Sandboxed agent runs for GitHub repos with replayable video output
Posted by delecioushelix@reddit | programming | View on Reddit | 2 comments
I’ve been experimenting with a workflow for making coding-agent runs more observable.
Instead of asking an agent to summarize a repo, the system runs the agent in a sandbox against a GitHub repo and records the actual terminal/browser session. The result is a replayable video of what happened: setup, failures, retries, browser state, and final output.
The motivation is that text summaries from agents hide a lot. For repo evaluation, the path matters as much as the final answer.
High-level flow:
GitHub repo → sandbox → agent run → terminal/browser recording → processed replay
Demo: https://www.trymyrepo.com
Architecture notes: https://www.trymyrepo.com/how-it-works
Planning to open source it next week. Curious if people here think this kind of “visual evidence” is useful for agent workflows, or if logs/traces are enough.

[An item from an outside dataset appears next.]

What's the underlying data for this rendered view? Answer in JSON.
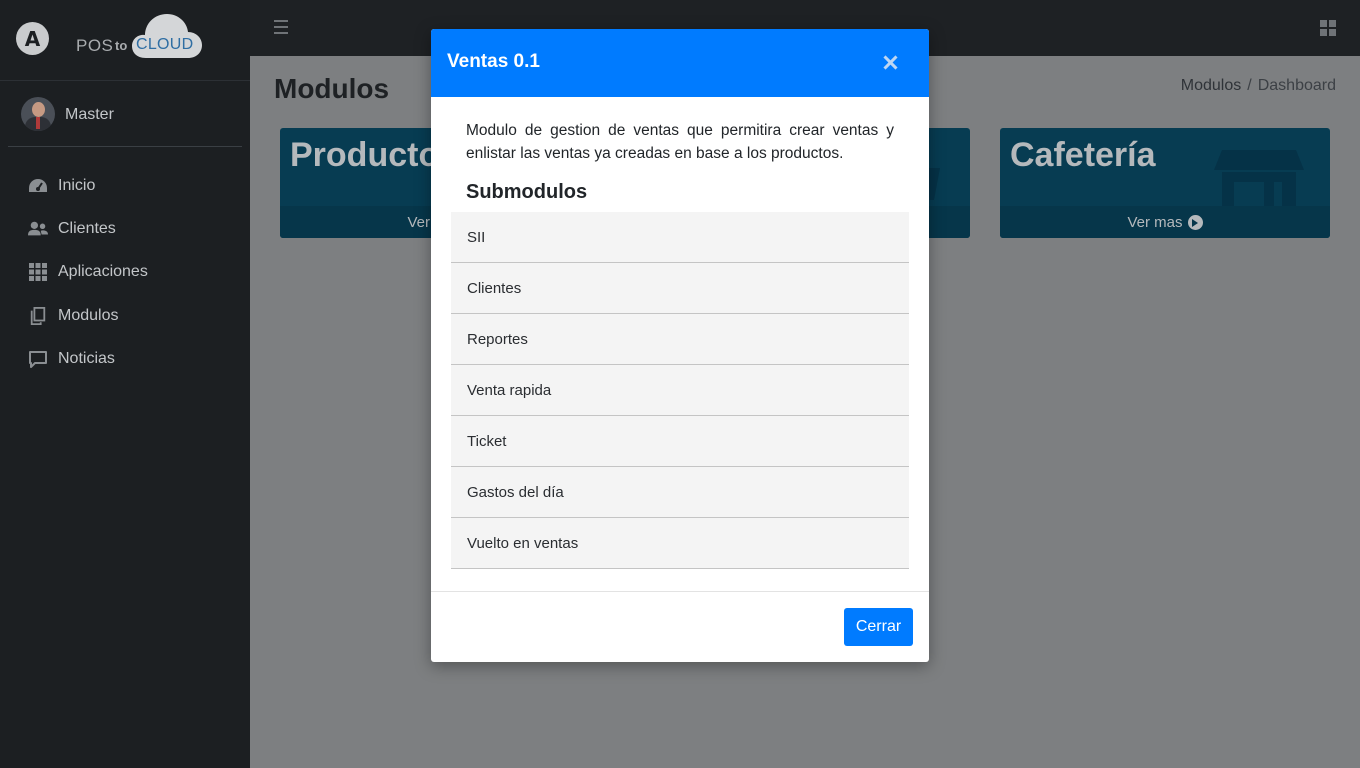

programming-ModTeam@reddit
r/programming is not a place to post your project, get feedback, ask for help, or promote your startup.
Technical write-ups on what makes a project technically challenging, interesting, or educational are allowed and encouraged, but just a link to a GitHub page or a list of features is not allowed.
The technical write-up must be the focus of the post, not just a tickbox-checking exercise to get us to allow it. This is a technical subreddit.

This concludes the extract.